Прошлое до́лжно упразднить. Кто-то положил все принадлежащие Алану Мелвиллу слайды с Вермеером в кислоту и выставил их с подписью: «Леди исчезает»[9]. Заведующий кафедрой гуманитарных наук и специалист по Блейку Ричмонд Блай был во многом на стороне студентов. Во время бурлящего страстями разговора с ними, который длился тридцать шесть часов и в ходе которого он призывал их стать «тиграми гнева», изжив «лошадей поученья»[10], он согласился с тем, что авторитарные лекции должны остаться в прошлом, все встречи студентов и преподавателей следует превратить в свободные обсуждения, обмен мнениями, а такие мудреные и малоинтересные вещи, как семинар Фредерики по метафизической поэзии XVII века, можно упразднить. Ее уроки современной литературы превратились в бесконечные попытки нащупать первопричины необходимости изучать словесность в художественном училище. Самоочевидного ответа у нее не было, но она никогда не сомневалась в том, что лучше чем-то интересоваться, чем не интересоваться, будь то литература, ботаника или ядерное деление.

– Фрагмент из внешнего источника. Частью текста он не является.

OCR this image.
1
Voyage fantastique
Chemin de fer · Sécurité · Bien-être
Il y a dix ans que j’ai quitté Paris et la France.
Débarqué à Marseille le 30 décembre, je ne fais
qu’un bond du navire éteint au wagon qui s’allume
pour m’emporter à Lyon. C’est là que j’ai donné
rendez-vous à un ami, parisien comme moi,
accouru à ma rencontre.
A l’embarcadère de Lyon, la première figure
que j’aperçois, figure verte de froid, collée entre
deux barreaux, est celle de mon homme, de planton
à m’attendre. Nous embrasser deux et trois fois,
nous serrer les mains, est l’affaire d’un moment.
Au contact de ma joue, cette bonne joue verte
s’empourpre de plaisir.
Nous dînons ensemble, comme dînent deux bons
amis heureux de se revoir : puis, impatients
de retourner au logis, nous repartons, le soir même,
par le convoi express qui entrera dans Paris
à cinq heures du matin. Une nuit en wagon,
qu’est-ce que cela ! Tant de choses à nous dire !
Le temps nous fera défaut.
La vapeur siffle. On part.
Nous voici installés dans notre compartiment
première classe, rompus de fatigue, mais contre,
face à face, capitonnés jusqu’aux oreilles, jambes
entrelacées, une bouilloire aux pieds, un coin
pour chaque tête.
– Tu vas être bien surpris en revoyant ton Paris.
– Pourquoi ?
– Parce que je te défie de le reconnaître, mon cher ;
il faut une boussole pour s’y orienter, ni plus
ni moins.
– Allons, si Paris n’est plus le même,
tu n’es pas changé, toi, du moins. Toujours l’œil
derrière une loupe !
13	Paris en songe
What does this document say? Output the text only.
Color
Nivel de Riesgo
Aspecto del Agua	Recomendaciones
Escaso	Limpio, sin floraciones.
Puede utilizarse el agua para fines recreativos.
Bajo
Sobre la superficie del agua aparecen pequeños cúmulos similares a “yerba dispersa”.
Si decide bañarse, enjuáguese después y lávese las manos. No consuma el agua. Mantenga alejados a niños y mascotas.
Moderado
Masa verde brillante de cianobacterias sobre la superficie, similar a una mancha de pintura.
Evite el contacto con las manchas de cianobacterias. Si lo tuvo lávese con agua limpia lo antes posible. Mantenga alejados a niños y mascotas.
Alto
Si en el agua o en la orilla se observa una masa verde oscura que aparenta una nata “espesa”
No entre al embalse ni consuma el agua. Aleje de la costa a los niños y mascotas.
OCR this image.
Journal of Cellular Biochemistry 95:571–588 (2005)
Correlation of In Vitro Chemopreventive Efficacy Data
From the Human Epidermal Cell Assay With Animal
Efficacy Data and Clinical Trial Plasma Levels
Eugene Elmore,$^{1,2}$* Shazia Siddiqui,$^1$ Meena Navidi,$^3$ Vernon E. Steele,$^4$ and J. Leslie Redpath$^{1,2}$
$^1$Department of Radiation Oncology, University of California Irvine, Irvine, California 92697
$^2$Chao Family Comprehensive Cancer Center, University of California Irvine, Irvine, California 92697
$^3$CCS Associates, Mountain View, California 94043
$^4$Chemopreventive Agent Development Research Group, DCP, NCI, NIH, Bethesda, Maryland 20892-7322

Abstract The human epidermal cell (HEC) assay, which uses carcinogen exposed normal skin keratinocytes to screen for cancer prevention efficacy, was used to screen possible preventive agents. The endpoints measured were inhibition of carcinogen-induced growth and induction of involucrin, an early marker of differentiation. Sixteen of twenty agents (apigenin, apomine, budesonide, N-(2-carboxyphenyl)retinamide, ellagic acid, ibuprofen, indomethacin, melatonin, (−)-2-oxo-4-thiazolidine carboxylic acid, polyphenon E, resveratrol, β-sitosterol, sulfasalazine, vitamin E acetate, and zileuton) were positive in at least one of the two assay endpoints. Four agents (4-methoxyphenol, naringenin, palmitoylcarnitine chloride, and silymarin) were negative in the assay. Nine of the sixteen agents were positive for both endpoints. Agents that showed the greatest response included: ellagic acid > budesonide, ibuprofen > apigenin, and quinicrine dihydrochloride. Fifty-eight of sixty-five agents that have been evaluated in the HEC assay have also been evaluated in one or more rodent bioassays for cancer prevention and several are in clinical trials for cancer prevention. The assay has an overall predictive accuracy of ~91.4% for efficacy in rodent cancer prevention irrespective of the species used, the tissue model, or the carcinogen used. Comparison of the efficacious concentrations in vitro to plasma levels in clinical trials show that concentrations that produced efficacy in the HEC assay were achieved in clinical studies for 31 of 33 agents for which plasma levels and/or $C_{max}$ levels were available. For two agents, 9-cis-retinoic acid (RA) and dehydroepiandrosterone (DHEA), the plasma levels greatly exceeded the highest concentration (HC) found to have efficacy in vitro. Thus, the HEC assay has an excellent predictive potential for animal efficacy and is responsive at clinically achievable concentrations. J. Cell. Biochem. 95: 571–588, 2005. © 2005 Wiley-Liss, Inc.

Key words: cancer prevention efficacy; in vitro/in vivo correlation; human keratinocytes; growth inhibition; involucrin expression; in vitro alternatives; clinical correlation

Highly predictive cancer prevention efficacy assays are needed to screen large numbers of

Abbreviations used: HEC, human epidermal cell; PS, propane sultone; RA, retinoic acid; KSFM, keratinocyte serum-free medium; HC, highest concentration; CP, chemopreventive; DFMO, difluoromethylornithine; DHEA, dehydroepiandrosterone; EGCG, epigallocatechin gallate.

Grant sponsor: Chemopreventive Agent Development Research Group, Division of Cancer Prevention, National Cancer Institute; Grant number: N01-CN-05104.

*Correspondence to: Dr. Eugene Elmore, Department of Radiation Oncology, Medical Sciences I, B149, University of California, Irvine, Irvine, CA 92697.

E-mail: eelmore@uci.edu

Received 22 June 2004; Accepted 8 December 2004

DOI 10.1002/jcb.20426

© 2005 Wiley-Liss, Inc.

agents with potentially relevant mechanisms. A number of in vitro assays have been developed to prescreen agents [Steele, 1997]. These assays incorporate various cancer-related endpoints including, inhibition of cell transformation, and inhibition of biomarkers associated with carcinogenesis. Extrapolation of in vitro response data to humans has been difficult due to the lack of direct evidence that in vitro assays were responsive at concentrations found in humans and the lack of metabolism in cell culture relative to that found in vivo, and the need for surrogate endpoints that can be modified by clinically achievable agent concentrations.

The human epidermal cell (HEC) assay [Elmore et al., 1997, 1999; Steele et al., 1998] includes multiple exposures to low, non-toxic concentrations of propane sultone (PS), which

Впрочем, самой ей интересоваться таким преходящим явлением, как студент, становилось все труднее – особенно если студент этот не учится, а только болтает на занятиях. Она предложила выбирать из современной литературы одну конкретную тему и вместе ее обсуждать. Кто-то сказал: «Любовник леди Чаттерли». После долгих споров было принято. Семинар начался. Фредерика села не на место преподавателя, а в конце аудитории. Молчание. Слово никто не берет. Она спросила, прочитал ли кто-нибудь книгу. Похоже, никто. А если и прочитал, то все равно молчит. Она встала и произнесла:

– Если бы у нас была лекция по этой книге, мне пришлось бы глубже ее изучить. И кто-то из вас что-нибудь да вынес. А так делаем вдох и ждем обеденного перерыва. Мне есть чем в жизни заниматься. Я ухожу.

Она сверлила их взглядом. Они глядели в ответ неодобрительно и непреклонно. Она вышла из аудитории и направилась по коридору к кабинету Ричмонда Блая.

– Опять проблемы? – спросил он с чем-то похожим на удовольствие, чувствуя наэлектризованность ее гнева.

– Да нет. Я просто увольняюсь. Прямо сегодня.

– Перестаньте, Фредерика, ну что за косность такая. В какие времена мы живем! Неужели вы ретроградка, неужели вы отсталая? Мы многому можем научиться у молодежи, вдохновиться их страстью.

– Да, но я-то хочу учиться другому. Я оказалась не в том месте и не в то время. Согласна: в этом я отстала. Но вечно, что ли, оставаться двадцатилетним? Чему-то учиться мне нужно, но не тому, каково сейчас быть студентом.